What Do We Love Most About Cottage Grove?
History abounds here! Even Cottage Grove’s name represents a bit of history, describing where the first post office sat (a cottage in a grove) around the middle of the nineteenth century when pioneers first came to settle the area. The Kalapuya people welcomed settlers and their presence is seen, too in signs and place names around town.
Since that time, Cottage Grove’s history has been one of its main calling cards. Its quaint downtown was named on the Register of Historic Places in 1994 and its Main Street is uniquely one of the most intact historic downtowns in all of Oregon. Historic neighborhoods are also here with Queen Anne style Victorian homes in the Northwest Neighborhood and others along River Road like the Dr. Snapp House where Singing Creek Educational Center will soon be housed.
As the Covered Bridge Capital of Oregon, Cottage Grove is home to six covered bridges including the last remaining covered railroad bridge West of the Mississippi River. You can visit the Chambers railroad bridge just south of the intersection of River Road and Harrison Street in town. It has been fully restored, having a lovely walking/bike path through its center with descriptive signage telling its history.
History also apparent at the Cottage Grove Museum on the corner of H and Birch Streets. The museum is housed in an interesting hexagonal church built in 1897. The town’s history is alive inside its walls, with original pioneer stories, pictures and artifacts and a helpful docent ready to answer questions or give you a tour. A special exhibit will take place in the summer in 2019. The exhibit will feature Marion Wright Woolcott’s coat that she wore while surviving the sinking of the Titanic in 1912. Her personal letters will also be featured in the display as they describe her rescue and her subsequent life on a farm just outside Cottage Grove.
One of Cottage Grove’s other historical claims was gold! Back in 1863, gold was discovered on Bohemia Mountain, named for James Bohemia Johnson who was one of the discoverers. Much gold and silver was mined out of the area until around the 1920’s. If you want to learn the full history and see many gold mining artifacts, you can visit the Gold Mining Museum at 308 S. 10th St, Cottage Grove. The Cottage Grove Historical Society is also housed there.
Cottage Grove has many downtown murals, one of the most beautiful being the Opal Whiteley mural on 7th and Main Streets. Opal is part of local history when her childhood diary became world famous around 1920. She was raised just outside Cottage Grove where she wrote the diary as a gifted child observing the natural world around her.

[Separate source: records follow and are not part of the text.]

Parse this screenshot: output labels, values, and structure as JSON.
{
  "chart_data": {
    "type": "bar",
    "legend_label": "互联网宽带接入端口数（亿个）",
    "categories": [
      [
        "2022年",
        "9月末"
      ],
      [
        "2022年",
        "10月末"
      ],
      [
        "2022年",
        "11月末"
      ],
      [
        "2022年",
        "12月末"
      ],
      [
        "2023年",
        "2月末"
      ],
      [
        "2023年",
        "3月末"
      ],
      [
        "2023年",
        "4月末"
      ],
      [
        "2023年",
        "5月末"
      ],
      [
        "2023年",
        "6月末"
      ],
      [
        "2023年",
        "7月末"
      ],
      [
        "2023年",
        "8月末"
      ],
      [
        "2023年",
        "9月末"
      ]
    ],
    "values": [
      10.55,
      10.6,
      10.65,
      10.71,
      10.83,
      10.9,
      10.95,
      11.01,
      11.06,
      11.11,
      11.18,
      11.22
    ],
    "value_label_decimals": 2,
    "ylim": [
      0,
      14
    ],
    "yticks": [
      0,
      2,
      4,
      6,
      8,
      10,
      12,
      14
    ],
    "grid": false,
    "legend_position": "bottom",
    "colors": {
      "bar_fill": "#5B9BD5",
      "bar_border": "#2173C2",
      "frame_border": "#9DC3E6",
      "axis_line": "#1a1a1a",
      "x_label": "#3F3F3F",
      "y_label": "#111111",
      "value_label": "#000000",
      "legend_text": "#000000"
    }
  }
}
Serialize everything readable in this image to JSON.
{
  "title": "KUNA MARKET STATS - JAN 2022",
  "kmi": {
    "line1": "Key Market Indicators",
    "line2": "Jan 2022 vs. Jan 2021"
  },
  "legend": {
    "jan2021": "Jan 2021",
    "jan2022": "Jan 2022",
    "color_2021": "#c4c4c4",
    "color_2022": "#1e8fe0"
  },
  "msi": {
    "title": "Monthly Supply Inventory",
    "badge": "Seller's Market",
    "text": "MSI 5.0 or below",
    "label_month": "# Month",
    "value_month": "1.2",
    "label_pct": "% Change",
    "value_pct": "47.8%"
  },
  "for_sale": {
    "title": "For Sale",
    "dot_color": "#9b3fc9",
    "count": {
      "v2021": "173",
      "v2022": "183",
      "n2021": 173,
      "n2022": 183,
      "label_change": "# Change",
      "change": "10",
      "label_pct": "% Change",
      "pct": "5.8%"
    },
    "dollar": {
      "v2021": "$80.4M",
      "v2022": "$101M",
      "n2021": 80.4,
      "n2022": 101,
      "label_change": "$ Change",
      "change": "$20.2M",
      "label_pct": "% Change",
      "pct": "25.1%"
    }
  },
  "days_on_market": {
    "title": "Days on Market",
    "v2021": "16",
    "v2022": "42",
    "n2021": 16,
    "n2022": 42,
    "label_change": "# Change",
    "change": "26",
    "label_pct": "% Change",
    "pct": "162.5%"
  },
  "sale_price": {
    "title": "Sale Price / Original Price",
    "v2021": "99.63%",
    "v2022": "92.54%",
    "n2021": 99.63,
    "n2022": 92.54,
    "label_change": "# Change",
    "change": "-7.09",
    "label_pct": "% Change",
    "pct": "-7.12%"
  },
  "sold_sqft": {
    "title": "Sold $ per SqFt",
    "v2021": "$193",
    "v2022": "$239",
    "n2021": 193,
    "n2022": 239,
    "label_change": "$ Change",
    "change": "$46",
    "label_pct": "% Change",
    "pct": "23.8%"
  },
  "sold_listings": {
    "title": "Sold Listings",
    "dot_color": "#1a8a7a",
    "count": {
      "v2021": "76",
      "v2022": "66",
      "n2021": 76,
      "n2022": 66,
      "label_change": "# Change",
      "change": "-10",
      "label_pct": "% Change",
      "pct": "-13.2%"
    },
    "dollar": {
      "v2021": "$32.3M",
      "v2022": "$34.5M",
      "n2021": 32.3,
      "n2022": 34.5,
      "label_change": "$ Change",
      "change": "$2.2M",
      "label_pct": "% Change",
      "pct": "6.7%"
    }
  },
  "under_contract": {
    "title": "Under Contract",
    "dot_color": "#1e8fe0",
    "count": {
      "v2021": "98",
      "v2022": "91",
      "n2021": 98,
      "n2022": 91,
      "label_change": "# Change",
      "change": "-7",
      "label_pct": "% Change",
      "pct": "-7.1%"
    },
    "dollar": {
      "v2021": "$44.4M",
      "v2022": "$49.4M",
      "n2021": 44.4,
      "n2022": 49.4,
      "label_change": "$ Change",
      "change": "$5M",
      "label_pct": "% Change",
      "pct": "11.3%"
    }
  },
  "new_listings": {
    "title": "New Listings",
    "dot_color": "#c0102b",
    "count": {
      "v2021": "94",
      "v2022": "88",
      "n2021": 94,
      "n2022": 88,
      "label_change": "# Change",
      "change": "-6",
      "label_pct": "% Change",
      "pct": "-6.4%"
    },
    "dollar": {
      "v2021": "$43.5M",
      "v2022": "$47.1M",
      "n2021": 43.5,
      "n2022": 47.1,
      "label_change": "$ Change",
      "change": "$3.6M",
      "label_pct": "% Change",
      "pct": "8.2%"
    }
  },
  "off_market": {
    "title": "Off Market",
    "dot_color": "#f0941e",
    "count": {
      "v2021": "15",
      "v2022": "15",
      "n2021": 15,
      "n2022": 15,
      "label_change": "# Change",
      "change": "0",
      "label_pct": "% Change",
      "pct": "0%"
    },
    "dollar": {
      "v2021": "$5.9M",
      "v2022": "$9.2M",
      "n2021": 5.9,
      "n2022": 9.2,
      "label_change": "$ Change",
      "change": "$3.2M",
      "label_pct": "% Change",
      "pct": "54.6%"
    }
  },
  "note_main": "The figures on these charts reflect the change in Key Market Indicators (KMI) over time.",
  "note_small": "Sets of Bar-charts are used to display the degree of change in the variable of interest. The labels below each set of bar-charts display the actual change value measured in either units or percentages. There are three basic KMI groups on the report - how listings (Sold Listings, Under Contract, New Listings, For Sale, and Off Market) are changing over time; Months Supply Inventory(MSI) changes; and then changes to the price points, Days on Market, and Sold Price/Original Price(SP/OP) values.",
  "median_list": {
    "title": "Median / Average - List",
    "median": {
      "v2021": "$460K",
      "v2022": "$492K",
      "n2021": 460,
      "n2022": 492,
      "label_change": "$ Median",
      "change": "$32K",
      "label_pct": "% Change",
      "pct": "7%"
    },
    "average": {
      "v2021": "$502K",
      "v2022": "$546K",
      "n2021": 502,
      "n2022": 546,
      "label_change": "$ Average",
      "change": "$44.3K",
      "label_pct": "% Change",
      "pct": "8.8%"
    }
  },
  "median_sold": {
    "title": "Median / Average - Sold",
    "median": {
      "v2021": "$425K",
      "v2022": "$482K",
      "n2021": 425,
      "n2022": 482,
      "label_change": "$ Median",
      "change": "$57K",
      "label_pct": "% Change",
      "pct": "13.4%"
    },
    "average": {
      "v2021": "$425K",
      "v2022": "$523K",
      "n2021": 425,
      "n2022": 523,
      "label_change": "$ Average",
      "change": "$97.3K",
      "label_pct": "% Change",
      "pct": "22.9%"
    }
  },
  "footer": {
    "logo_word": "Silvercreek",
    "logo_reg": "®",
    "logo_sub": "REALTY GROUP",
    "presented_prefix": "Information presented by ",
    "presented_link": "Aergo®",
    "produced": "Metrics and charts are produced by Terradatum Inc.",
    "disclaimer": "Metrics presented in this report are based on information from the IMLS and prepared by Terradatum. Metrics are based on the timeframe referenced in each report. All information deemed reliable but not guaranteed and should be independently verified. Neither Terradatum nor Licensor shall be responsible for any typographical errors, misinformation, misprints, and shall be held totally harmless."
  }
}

Last but not least of what we love about Cottage Grove is it’s citizens- a friendly, helpful and welcoming community of all kinds of people. The town has developed a vibrant new social scene, too, with Bohemia Park offering free music concerts every Wednesday in the summer time, a Farmer’s Market downtown every Thursday during growing season and Coast Fork Farm Stand on 10th Street all year long.
There is also a great artist’s community in Cottage Grove, featuring an Art Walk the last Friday of each month- April through October. Bohemia Mining Days happens every July bringing thousands of locals and visitors to Cottage Grove to enjoy food and fun in an old time Western themed venue.